It’s a hard-earned world out there, especially for small companies.
Last year, small businesses made up 99.7% of all businesses in the US. Yet, by their fifth year, 50% of these companies are expected to fail. The outlook becomes even grimmer by the tenth year when 70% will close.
Consequently, it’s no wonder that entrepreneurs around the nation are wondering how, exactly, they are expected to compete not just against each other, but also against large businesses.
The first thing companies should do, even before startup, is to find a specific niche.
Creating a Specific Niche
Pius Boachie with Entrepreneur states, “I am talking hyper-focused, zeroed down to the barest minimum then expand from there as they grow.”
Doing so will permit quick sales to a very particular audience.
Next is proper marketing.
Use social media to your advantage and have a clear, easy-to-navigate website. Team up with local companies to support each other’s services. Leroy Bautista, the founder of Nic & Luc, used such a tactic; it resulted in burgeoning sales and dynamite branding.
Also, try to reach out to local media. Make your business unique; focus less on promoting sales and more on newsworthy actions.
Don’t forget your employees; they can be one of the best marketing tools in your arsenal. Shirts, vehicle magnets and the like are easy marketing measures that make employees feel valued at the same time.
Have you ever walked into a company and been greeted by name? Didn’t that make you feel appreciated?
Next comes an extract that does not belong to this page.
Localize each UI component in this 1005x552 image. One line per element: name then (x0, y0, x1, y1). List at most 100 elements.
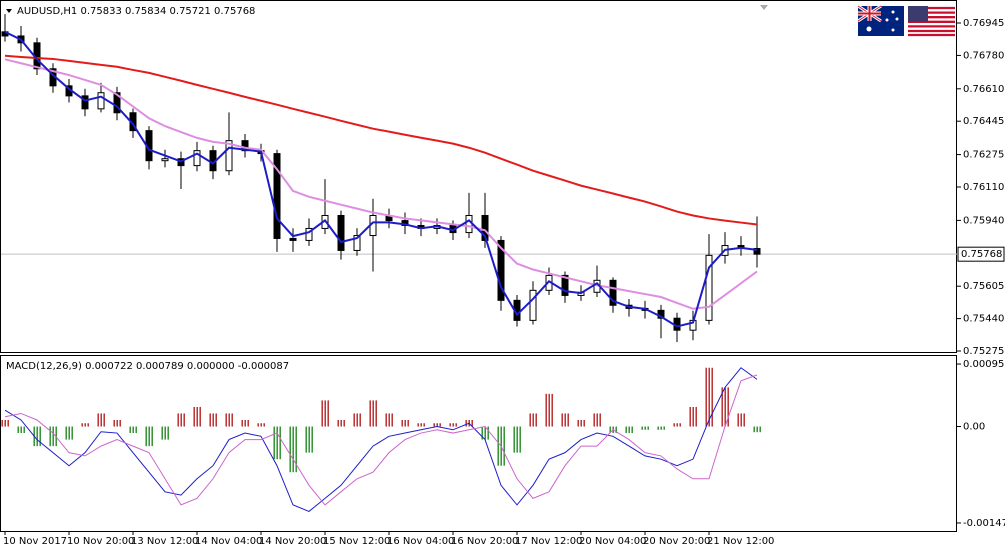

“Our customers are the most important facet of the business,” states a member of Ambient Edge, a small company that offers HVAC services. “They come first in every way.”
Customers should be your number one priority. You’re a small business; nothing makes consumers feel more welcome than building a rapport.
This extends further than sales. Get involved in the community; send thank-you notes and reward loyal customers. Get out of your office and take the time to speak with customers and employees alike.
One of the greatest things about being a small business is that you don’t have layers of bureaucratic nonsense to work through. Unlike with large companies, that means you can backtrack or surge forward whenever it’s needed.
For customers and for entrepreneurs, reacting quickly can have startling effects on profit and branding.
Create them, solidify them and stick to them. That means your entire company culture should reflect company values, and that impacts your outward image.
Doing this in a positive manner makes you stick out and creates a bridge of trust to customers. It’s how Well+Good, a wellness platform media, managed to become popular among its many competitors.
Small and Mighty
Strength doesn’t lie in numbers. It lies in unique brands, happy customers, and companies whose strength resonates from within.
Large companies may appear to have it easy, but small companies have many advantages that make them truly mighty.